Dall’analisi emerge una correlazione statistica diretta: le prime reti per numero di consulenti reclutati negli ultimi dodici mesi, corrispondono quasi esattamente – anche nella posizione in classifica – alle prime reti che godono di un’immagine e di una reputazione superiore alla media.

A ciò si aggiunga che l’immagine e la reputazione delle banche e delle reti percepite da chi in esse vi lavora, unitamente alla loro soddisfazione, sono un potente propellente in grado di aumentare la cosiddetta retention, ovverossia la capacità di trattenere e fidelizzare i consulenti della propria banca.

Inoltre quello che vale per i clienti vale anche per i consulenti: acquisire un nuovo consulente costa mediamente cinque volte di più che trattenerne e fidelizzarne uno che già lavora in banca.

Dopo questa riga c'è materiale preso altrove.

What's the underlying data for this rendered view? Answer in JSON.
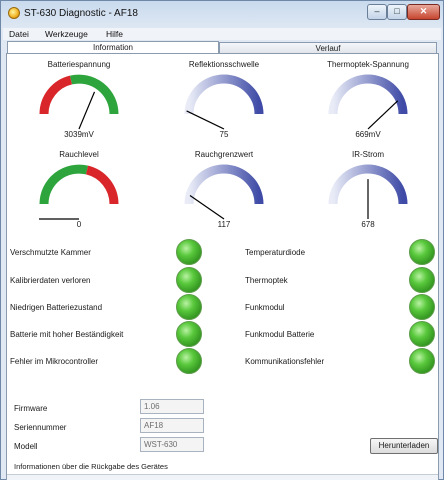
{
  "window": {
    "title": "ST-630 Diagnostic - AF18",
    "buttons": {
      "minimize": "–",
      "maximize": "□",
      "close": "✕"
    }
  },
  "menu": [
    "Datei",
    "Werkzeuge",
    "Hilfe"
  ],
  "tabs": [
    "Information",
    "Verlauf"
  ],
  "gauges": [
    {
      "label": "Batteriespannung",
      "value": "3039mV",
      "arc": "red-green",
      "needle_fraction": 0.62
    },
    {
      "label": "Reflektionsschwelle",
      "value": "75",
      "arc": "blue",
      "needle_fraction": 0.15
    },
    {
      "label": "Thermoptek-Spannung",
      "value": "669mV",
      "arc": "blue",
      "needle_fraction": 0.75
    },
    {
      "label": "Rauchlevel",
      "value": "0",
      "arc": "green-red",
      "needle_fraction": 0.0
    },
    {
      "label": "Rauchgrenzwert",
      "value": "117",
      "arc": "blue",
      "needle_fraction": 0.2
    },
    {
      "label": "IR-Strom",
      "value": "678",
      "arc": "blue",
      "needle_fraction": 0.5
    }
  ],
  "status_left": [
    "Verschmutzte Kammer",
    "Kalibrierdaten verloren",
    "Niedrigen Batteriezustand",
    "Batterie mit hoher Beständigkeit",
    "Fehler im Mikrocontroller"
  ],
  "status_right": [
    "Temperaturdiode",
    "Thermoptek",
    "Funkmodul",
    "Funkmodul Batterie",
    "Kommunikationsfehler"
  ],
  "led_color": "#3fb02a",
  "fields": [
    {
      "label": "Firmware",
      "value": "1.06"
    },
    {
      "label": "Seriennummer",
      "value": "AF18"
    },
    {
      "label": "Modell",
      "value": "WST-630"
    }
  ],
  "download_label": "Herunterladen",
  "info_text": "Informationen über die Rückgabe des Gerätes"
}
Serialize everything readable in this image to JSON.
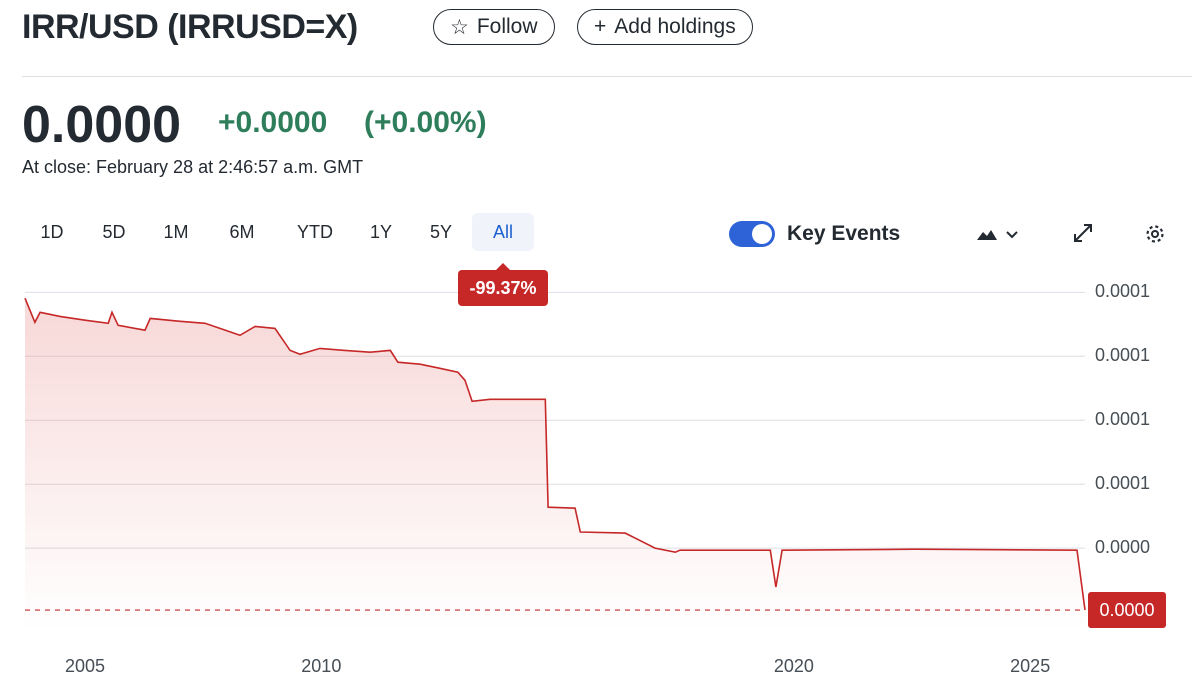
{
  "header": {
    "title": "IRR/USD (IRRUSD=X)",
    "follow": "Follow",
    "add_holdings": "Add holdings"
  },
  "quote": {
    "price": "0.0000",
    "change": "+0.0000",
    "change_percent": "(+0.00%)",
    "close_time": "At close: February 28 at 2:46:57 a.m. GMT"
  },
  "toolbar": {
    "ranges": [
      "1D",
      "5D",
      "1M",
      "6M",
      "YTD",
      "1Y",
      "5Y",
      "All"
    ],
    "selected_range": 7,
    "range_change": "-99.37%",
    "key_events": "Key Events",
    "key_events_on": true
  },
  "chart_data": {
    "type": "area",
    "x": [
      2003.73,
      2003.94,
      2004.05,
      2004.47,
      2005.0,
      2005.49,
      2005.57,
      2005.7,
      2006.27,
      2006.38,
      2007.01,
      2007.54,
      2008.28,
      2008.6,
      2009.02,
      2009.34,
      2009.55,
      2009.97,
      2010.5,
      2011.03,
      2011.46,
      2011.62,
      2012.09,
      2012.51,
      2012.89,
      2013.04,
      2013.19,
      2013.57,
      2014.74,
      2014.8,
      2015.37,
      2015.48,
      2016.43,
      2017.06,
      2017.49,
      2017.59,
      2019.5,
      2019.62,
      2019.75,
      2022.57,
      2025.99,
      2026.16
    ],
    "series": [
      {
        "color": "#c62828",
        "values": [
          0.0001227,
          0.0001133,
          0.0001172,
          0.0001156,
          0.0001141,
          0.0001129,
          0.0001172,
          0.0001121,
          0.0001102,
          0.0001148,
          0.0001137,
          0.0001129,
          0.0001082,
          0.0001117,
          0.0001109,
          0.0001023,
          0.0001008,
          0.0001031,
          0.0001023,
          0.0001016,
          0.0001023,
          9.77e-05,
          9.69e-05,
          9.53e-05,
          9.38e-05,
          9.06e-05,
          8.24e-05,
          8.32e-05,
          8.32e-05,
          4.1e-05,
          4.06e-05,
          3.13e-05,
          3.09e-05,
          2.5e-05,
          2.34e-05,
          2.42e-05,
          2.42e-05,
          9.8e-06,
          2.42e-05,
          2.46e-05,
          2.42e-05,
          8e-07
        ]
      }
    ],
    "xlim": [
      2003.73,
      2026.16
    ],
    "ylim": [
      -7e-06,
      0.000131
    ],
    "xticks": [
      2005,
      2010,
      2020,
      2025
    ],
    "yticks": [
      {
        "value": 0.000125,
        "label": "0.0001"
      },
      {
        "value": 0.0001,
        "label": "0.0001"
      },
      {
        "value": 7.5e-05,
        "label": "0.0001"
      },
      {
        "value": 5e-05,
        "label": "0.0001"
      },
      {
        "value": 2.5e-05,
        "label": "0.0000"
      }
    ],
    "grid": true,
    "last_value": 8e-07,
    "last_label": "0.0000"
  }
}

Sembrerebbe una cosa semplice, ma non lo è: per costruirsi una buona immagine e una solida reputazione – interna ed esterna – ci vogliono anni di impegno, mentre basta un attimo per distruggerla.

Quasi tutte le reti e le banche hanno ben chiara l’importanza della loro immagine sia per i clienti che per chi in esse vi lavora, alcune partono con una solida rendita di posizione, altre più giovani se la sono costruita in tempi più recenti.

Per tutte vale lo stesso principio: per fare proseliti – sia tra i clienti che tra i professionisti – più del denaro poté l’immagine.